Herkimer began his cheerleading empire in 1948 by hosting his first cheerleading camp at Sam Houston State Teachers College in Huntsville, Texas, with 52 girls and one boy in attendance. The following year, 350 cheerleaders participated.

“We wrote out a program, including crowd psychology, when to yell, when not to yell,” Herkimer says. “And we taught skills. Every year it expanded.”

The popularity of the camps, administered by his Dallas-based National Cheerleaders Association, prompted Herkimer to quit his job teaching physical education and statistics at SMU and plunge full time into the business of promoting school spirit.
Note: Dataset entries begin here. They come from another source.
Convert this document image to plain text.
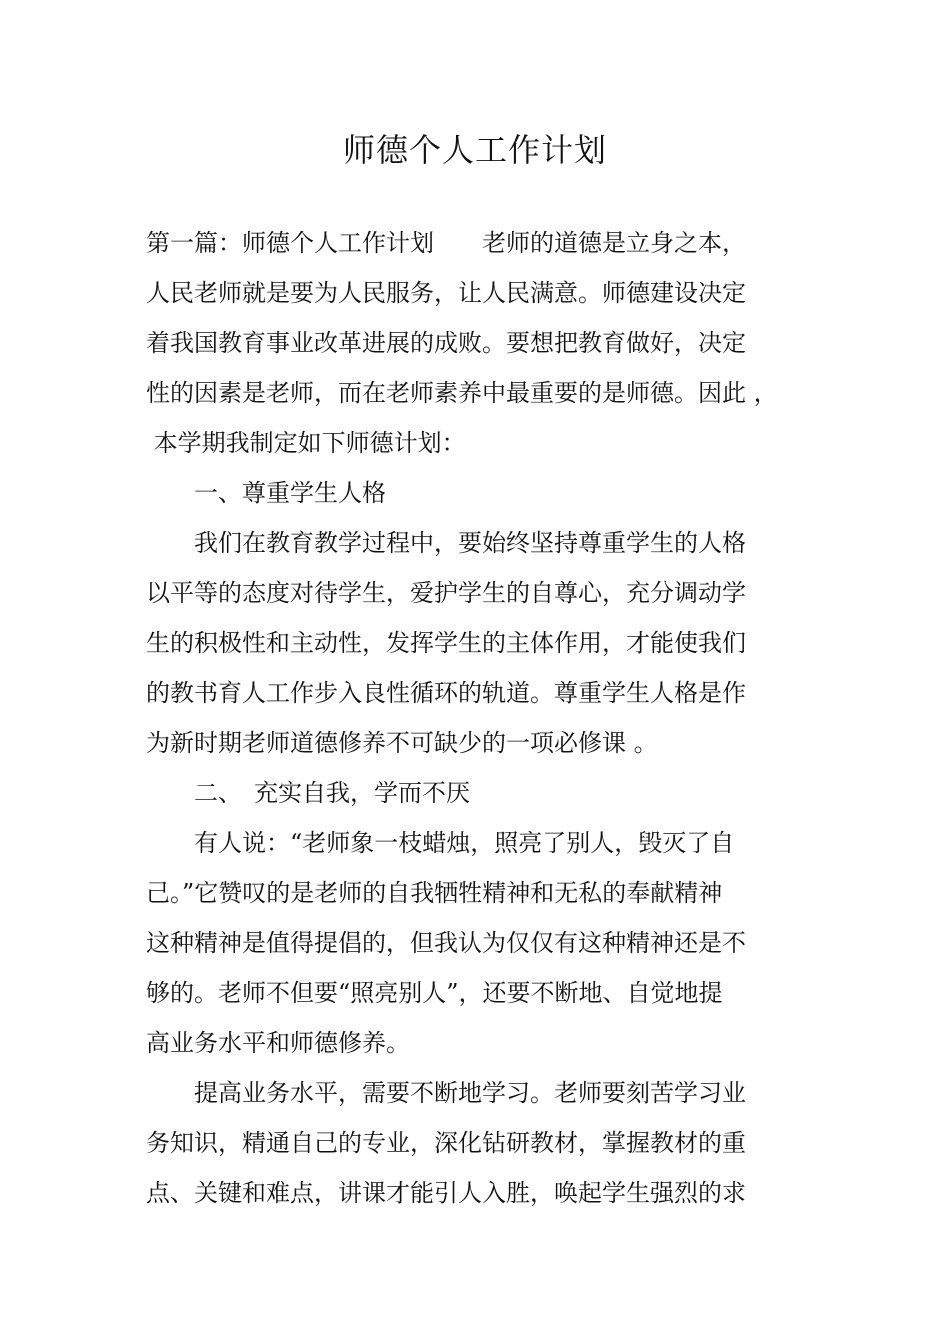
师德个人工作计划
第一篇：师德个人工作计划　　老师的道德是立身之本，
人民老师就是要为人民服务，让人民满意。师德建设决定
着我国教育事业改革进展的成败。要想把教育做好，决定
性的因素是老师，而在老师素养中最重要的是师德。因此 ，
本学期我制定如下师德计划：
　　一、尊重学生人格
　　我们在教育教学过程中，要始终坚持尊重学生的人格
以平等的态度对待学生，爱护学生的自尊心，充分调动学
生的积极性和主动性，发挥学生的主体作用，才能使我们
的教书育人工作步入良性循环的轨道。尊重学生人格是作
为新时期老师道德修养不可缺少的一项必修课 。
　　二、　充实自我，学而不厌
　　有人说：“老师象一枝蜡烛，照亮了别人，毁灭了自
己。”它赞叹的是老师的自我牺牲精神和无私的奉献精神
这种精神是值得提倡的，但我认为仅仅有这种精神还是不
够的。老师不但要“照亮别人”，还要不断地、自觉地提
高业务水平和师德修养。
　　提高业务水平，需要不断地学习。老师要刻苦学习业
务知识，精通自己的专业，深化钻研教材，掌握教材的重
点、关键和难点，讲课才能引人入胜，唤起学生强烈的求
“My father-in-law thought I was totally nuts,” recalls Herkimer, who initially operated his business out of his garage. “But I was making more money at the camps in the summertime than I was teaching all year at SMU.”

As the camps spread to colleges and high schools across the nation, Herkimer’s Cheerleader Supply Co., established in 1951, began producing tools of the trade, such as spirit sticks, booster ribbons and uniforms.

“My first wife started the uniform company,” Herkimer says of Dorothy Herkimer, who died in 1993. “She said, ‘You can’t do those kicks and jumps all your life.’”

To leaders of today’s cheerleading industry, Herkimer’s legacy extends beyond pompons and cheering techniques.

“Herkie revolutionized the educational component of cheerleading,” says Bill Seely, executive director of USA Cheer. “Because of him, cheerleading is a model of how to teach safety to coaches who in turn teach it to the kids.”

In 1986, Herkimer sold his business for $20 million and retired. While still quick-witted and fit, he says he hasn’t done a herkie in more than 25 years.

“I’d need a forklift for that,” he says with a laugh.